Engler: Prescott-Verde Valley ‘water war’ not nearly the threat as once believed

Dan Engler is editor of the Verde Independent.

Dan Engler is editor of the Verde Independent.

Nothing short of Mingus Mountain has ever created a divide between the Verde Valley and the Prescott communities quite like the great water war of the 1990s.

It began with the announcement that Prescott planned to tap into the Big Chino Aquifer and build a water pipeline to Prescott to serve the region’s domestic water needs.

The response from the Verde Valley was that this plan amounted to an outright theft of the water supply that ultimately serves as the headwaters to the Verde River.

The folks in Prescott were going to steal our water.

That was the rhetoric, anyway, and a lot of the claims that came from this side of the mountain were of the knee-jerk variety without the benefit of an absolute hydrogeologic understanding of the issue, or the water rights involved. Never had Mark Twain’s words about whiskey being for drinking and water for fighting rang more true.

In fact, to a large degree, Verde-Prescott water politics played a huge role in the reshuffling of legislative representation in the Verde Valley during the last round of redistricting. Many locals claimed the Verde would get better advocacy on water and river-protection issues by splitting from Legislative District 1.
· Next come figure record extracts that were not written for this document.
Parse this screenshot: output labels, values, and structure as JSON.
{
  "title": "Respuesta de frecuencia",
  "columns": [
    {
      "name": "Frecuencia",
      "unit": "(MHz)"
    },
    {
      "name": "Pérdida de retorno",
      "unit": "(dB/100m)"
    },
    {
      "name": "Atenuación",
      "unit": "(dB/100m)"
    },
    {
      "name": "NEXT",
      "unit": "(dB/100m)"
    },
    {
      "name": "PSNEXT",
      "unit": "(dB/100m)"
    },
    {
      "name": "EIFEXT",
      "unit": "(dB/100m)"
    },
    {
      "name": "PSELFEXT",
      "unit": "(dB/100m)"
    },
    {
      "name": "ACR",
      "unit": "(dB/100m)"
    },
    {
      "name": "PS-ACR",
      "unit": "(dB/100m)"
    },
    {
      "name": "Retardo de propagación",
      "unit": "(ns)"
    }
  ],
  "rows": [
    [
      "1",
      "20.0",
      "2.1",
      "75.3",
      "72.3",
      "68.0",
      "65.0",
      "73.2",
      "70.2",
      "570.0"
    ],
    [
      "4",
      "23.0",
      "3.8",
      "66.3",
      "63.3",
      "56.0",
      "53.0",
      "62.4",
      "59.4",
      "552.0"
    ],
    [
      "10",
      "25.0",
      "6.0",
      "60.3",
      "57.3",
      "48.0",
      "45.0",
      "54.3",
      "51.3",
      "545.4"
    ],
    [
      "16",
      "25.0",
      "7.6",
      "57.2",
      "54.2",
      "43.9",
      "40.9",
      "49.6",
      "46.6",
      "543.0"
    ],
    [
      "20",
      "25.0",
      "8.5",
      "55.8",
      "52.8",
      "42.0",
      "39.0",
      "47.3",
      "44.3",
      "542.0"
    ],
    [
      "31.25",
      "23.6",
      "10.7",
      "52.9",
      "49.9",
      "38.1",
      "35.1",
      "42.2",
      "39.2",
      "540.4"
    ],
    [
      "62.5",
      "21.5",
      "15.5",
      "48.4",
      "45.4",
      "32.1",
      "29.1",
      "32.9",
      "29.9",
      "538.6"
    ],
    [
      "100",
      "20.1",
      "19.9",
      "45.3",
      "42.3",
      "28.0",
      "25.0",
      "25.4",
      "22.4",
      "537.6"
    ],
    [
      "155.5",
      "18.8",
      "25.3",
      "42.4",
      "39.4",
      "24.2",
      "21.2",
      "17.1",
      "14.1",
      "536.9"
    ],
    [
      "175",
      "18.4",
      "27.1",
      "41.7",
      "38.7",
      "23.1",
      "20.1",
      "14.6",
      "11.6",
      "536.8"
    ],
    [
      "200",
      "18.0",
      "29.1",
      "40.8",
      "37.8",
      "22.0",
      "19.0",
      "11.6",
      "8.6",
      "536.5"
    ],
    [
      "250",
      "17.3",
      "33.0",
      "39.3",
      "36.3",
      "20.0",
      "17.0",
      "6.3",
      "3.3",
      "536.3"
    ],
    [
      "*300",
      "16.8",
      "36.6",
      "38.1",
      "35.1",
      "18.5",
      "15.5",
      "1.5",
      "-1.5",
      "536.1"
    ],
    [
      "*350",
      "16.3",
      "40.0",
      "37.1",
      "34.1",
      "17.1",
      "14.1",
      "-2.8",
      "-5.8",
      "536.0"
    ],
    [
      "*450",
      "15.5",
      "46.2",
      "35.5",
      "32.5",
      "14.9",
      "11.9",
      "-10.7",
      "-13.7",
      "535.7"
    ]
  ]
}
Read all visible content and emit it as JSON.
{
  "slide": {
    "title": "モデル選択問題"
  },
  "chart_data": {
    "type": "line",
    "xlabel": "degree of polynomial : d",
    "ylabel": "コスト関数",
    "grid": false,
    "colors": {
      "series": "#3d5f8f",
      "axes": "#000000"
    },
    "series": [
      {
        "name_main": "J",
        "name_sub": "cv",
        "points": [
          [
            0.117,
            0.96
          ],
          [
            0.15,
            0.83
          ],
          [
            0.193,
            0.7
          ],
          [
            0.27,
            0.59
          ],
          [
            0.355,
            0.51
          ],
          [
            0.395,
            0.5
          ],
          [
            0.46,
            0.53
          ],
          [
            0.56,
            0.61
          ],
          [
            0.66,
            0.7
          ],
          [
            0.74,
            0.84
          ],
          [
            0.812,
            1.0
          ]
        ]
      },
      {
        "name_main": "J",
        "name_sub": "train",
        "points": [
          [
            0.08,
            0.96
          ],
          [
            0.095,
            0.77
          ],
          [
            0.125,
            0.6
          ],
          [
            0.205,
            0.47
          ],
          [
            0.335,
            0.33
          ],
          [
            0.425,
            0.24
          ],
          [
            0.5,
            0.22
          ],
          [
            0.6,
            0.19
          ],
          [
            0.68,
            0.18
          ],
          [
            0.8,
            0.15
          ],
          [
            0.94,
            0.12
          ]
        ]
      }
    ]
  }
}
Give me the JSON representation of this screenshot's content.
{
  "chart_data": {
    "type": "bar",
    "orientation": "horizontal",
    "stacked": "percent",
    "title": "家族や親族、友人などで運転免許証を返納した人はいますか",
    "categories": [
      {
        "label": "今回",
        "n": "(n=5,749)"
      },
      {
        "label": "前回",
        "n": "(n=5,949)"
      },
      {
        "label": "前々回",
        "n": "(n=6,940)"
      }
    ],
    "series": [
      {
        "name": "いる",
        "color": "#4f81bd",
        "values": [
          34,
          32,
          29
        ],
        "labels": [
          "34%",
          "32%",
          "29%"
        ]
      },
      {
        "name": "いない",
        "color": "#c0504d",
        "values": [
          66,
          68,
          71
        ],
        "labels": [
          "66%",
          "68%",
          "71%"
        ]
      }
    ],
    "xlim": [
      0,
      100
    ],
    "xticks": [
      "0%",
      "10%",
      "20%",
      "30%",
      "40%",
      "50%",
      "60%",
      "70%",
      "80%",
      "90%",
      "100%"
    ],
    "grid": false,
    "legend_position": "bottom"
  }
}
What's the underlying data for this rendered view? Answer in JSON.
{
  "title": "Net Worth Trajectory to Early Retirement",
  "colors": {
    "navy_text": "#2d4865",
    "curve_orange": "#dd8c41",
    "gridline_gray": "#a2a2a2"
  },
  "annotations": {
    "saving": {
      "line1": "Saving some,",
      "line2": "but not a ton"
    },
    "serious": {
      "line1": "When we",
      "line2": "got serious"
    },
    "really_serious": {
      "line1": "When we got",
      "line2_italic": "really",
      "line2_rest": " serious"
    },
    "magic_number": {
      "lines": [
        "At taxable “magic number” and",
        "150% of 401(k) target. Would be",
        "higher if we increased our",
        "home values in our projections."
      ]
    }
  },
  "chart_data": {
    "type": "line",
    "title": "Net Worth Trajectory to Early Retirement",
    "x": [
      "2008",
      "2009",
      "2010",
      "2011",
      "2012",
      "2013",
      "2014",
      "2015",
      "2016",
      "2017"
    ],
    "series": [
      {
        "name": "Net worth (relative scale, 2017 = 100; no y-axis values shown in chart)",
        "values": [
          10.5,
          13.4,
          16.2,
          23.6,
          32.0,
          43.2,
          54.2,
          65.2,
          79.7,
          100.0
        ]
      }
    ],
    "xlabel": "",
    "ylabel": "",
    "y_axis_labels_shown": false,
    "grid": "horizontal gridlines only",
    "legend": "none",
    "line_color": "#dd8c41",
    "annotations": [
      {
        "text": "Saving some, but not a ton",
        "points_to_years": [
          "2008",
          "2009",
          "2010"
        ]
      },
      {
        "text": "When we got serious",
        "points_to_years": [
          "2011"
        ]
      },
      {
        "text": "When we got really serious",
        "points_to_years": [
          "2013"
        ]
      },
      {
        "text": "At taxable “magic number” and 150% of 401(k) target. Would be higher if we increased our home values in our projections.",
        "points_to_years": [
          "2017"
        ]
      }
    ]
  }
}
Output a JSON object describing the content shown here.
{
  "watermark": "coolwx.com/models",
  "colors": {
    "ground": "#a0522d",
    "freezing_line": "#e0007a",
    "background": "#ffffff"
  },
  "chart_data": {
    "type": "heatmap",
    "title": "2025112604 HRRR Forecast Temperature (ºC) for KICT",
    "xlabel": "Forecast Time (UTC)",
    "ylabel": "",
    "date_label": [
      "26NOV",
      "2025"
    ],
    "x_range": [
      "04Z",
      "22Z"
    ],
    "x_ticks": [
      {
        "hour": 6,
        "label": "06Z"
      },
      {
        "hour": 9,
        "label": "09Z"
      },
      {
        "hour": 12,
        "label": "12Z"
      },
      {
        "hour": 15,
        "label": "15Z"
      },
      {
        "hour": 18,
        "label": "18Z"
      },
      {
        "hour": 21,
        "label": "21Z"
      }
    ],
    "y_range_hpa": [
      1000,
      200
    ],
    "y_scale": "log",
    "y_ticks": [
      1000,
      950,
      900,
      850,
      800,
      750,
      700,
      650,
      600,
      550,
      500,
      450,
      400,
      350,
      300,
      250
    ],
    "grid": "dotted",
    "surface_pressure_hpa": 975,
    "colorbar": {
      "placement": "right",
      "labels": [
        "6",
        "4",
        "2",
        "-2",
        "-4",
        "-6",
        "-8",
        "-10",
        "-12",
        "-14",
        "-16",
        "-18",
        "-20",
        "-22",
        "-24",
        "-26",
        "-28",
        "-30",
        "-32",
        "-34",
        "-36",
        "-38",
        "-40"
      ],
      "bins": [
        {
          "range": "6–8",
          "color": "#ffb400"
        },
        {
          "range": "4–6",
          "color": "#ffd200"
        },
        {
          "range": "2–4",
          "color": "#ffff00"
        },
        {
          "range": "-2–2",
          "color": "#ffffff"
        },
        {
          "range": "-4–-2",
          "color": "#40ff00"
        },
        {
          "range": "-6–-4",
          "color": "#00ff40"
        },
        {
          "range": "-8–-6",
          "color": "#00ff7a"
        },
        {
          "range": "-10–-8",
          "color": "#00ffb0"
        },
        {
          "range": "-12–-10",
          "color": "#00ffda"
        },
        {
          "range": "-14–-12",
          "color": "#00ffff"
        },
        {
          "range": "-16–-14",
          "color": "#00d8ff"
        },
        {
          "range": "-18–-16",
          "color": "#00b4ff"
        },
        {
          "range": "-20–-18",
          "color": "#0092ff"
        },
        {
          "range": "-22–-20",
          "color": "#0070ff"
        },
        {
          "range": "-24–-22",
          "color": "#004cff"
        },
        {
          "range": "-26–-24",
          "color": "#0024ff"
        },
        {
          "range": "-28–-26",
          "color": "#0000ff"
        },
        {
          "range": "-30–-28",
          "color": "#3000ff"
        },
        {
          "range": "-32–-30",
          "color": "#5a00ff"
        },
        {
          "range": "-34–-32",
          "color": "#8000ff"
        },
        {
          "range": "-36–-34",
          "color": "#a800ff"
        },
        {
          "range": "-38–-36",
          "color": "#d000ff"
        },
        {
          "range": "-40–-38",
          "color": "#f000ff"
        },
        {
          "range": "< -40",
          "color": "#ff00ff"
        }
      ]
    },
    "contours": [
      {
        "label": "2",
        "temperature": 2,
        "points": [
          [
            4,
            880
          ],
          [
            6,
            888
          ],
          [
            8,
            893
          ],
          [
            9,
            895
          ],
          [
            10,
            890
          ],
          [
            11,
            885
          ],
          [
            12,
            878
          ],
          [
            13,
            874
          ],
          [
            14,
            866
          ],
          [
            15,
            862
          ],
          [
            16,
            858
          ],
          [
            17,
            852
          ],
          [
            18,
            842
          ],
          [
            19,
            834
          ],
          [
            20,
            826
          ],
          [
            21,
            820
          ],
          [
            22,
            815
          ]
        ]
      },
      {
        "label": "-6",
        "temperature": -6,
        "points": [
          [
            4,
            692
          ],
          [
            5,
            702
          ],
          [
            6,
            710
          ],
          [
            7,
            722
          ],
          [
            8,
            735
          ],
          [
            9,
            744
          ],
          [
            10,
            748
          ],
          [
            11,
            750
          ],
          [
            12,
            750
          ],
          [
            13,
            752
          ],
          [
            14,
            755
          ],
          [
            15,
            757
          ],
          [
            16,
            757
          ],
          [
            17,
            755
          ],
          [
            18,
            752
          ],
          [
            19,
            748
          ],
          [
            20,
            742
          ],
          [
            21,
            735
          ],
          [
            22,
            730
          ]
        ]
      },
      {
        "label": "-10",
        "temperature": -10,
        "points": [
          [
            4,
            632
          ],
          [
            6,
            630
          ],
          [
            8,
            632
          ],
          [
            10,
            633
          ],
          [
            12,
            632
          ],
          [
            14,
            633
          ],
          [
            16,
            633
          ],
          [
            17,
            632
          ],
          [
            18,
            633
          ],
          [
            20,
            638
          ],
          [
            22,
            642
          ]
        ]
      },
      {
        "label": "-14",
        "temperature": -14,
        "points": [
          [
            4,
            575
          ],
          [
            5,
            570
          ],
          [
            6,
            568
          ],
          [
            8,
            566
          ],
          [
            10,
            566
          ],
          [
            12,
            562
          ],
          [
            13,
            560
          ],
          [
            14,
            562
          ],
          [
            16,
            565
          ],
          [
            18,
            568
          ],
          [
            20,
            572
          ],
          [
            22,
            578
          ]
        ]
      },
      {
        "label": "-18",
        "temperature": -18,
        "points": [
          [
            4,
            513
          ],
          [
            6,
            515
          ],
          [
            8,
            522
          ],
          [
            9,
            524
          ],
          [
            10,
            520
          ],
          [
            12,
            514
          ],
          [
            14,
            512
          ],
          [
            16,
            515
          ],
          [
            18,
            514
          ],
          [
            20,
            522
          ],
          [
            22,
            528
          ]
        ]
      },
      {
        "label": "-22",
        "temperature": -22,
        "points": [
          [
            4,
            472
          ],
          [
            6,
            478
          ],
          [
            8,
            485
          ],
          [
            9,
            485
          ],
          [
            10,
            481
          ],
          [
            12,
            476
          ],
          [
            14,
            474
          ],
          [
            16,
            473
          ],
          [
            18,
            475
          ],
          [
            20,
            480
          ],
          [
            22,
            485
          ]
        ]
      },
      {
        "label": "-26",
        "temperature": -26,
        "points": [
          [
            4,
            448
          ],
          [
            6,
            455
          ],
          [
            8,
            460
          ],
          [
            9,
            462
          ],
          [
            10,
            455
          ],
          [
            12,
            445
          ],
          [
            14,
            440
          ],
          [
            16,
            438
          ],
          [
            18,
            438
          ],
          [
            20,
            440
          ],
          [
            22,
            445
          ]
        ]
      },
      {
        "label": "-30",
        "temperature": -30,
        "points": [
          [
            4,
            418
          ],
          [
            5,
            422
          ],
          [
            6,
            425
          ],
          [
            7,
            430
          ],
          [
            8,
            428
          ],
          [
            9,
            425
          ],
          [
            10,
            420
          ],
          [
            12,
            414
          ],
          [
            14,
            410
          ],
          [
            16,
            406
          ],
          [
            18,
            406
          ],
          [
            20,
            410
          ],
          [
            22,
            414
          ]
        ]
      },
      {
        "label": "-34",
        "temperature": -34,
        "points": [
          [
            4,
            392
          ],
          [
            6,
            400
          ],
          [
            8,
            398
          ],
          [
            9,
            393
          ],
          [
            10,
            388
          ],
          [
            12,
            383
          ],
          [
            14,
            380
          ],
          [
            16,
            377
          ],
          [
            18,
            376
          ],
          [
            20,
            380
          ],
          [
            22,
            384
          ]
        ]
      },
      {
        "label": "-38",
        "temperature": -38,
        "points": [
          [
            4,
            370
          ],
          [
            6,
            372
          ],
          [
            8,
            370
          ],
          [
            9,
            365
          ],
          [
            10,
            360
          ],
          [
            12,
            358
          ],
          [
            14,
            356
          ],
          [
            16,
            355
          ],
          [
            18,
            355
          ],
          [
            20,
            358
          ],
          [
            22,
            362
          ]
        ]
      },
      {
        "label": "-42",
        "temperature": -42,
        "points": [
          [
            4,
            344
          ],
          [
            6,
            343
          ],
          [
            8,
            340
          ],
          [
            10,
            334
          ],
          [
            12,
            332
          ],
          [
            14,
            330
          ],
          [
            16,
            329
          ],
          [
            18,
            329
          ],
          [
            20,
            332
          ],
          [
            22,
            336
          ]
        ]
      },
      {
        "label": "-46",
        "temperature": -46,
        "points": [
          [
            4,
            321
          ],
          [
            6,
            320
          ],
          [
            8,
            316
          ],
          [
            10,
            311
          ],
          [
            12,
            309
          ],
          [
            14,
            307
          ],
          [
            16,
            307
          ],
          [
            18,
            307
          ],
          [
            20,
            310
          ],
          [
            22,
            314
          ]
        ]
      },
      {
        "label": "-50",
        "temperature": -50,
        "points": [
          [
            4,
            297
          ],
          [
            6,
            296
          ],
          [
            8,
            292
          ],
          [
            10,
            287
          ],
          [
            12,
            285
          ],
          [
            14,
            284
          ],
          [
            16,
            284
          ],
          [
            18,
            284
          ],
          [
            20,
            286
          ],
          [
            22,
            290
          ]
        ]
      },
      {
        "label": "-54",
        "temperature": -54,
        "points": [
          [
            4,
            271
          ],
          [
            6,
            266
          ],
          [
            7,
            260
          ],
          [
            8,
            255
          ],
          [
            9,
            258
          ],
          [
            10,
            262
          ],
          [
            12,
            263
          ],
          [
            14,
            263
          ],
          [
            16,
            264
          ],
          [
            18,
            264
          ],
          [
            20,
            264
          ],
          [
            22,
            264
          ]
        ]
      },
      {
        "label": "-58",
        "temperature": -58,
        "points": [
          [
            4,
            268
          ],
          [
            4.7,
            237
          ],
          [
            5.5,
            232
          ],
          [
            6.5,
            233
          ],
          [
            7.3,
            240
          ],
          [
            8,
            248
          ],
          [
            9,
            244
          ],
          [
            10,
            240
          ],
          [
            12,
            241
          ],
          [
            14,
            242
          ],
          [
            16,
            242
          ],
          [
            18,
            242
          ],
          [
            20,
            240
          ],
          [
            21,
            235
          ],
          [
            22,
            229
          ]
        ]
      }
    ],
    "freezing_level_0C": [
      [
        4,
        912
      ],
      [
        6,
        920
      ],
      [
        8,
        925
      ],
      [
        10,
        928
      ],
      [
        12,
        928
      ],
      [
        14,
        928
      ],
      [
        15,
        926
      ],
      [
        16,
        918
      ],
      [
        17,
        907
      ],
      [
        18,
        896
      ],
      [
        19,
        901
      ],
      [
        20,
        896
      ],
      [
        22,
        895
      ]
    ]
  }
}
We “won” and are now in Legislative District 6.

Our split from Prescott ultimately left Yavapai County with a somewhat fractured collective voice at the State Capitol.

There is no doubt, however, that the “Great Prescott-Verde Water War” did ultimately benefit the Verde Valley. Organizations such as Friends of the Verde River and the Verde River Institute came into being.

Local river advocacy now is backed up by research, science and facts vs. emotional jargon. We have legitimate voices of authority when it comes to the politics of water use and appropriation in the Verde Valley.

Most interestingly now, some 20 years after those lines were drawn between Prescott and the Verde Valley, it turns out the Chino Water Pipeline isn’t as big a threat to the Verde River as once believed.

This past week, Daily Courier veteran reporter Cindy Barks wrote that Prescott leaders now say the importation of water from the Paulden aquifer might not be as pressing as originally thought.

A report on Prescott’s water portfolio shows the city is “in really good shape,” the Daily Courier story states. Municipal water conservation policies combined with aquifer recharge with water from Willow and Watson lakes has resulted in a decline of 143 acre-feet per year in Prescott, which is about 2 percent per year over the last 14 years. All during a period of time when the populations of both Prescott and Prescott Valley have grown steadily.

The Big Chino water pipeline is viewed now more as an insurance policy for the Prescott communities than a pressing need.

The “threat” is now hardly as imposing as once was believed.

Which means there is probably no better time than now for the leaders of the Prescott communities and the Verde Valley to work cooperatively toward a region-wide water-use policy agreement.

Ultimately, we’re all drinking from the same well. The wise course is to make sure there will always be plenty to go around.

Dan Engler is the editor for the Verde Independent in Cottonwood.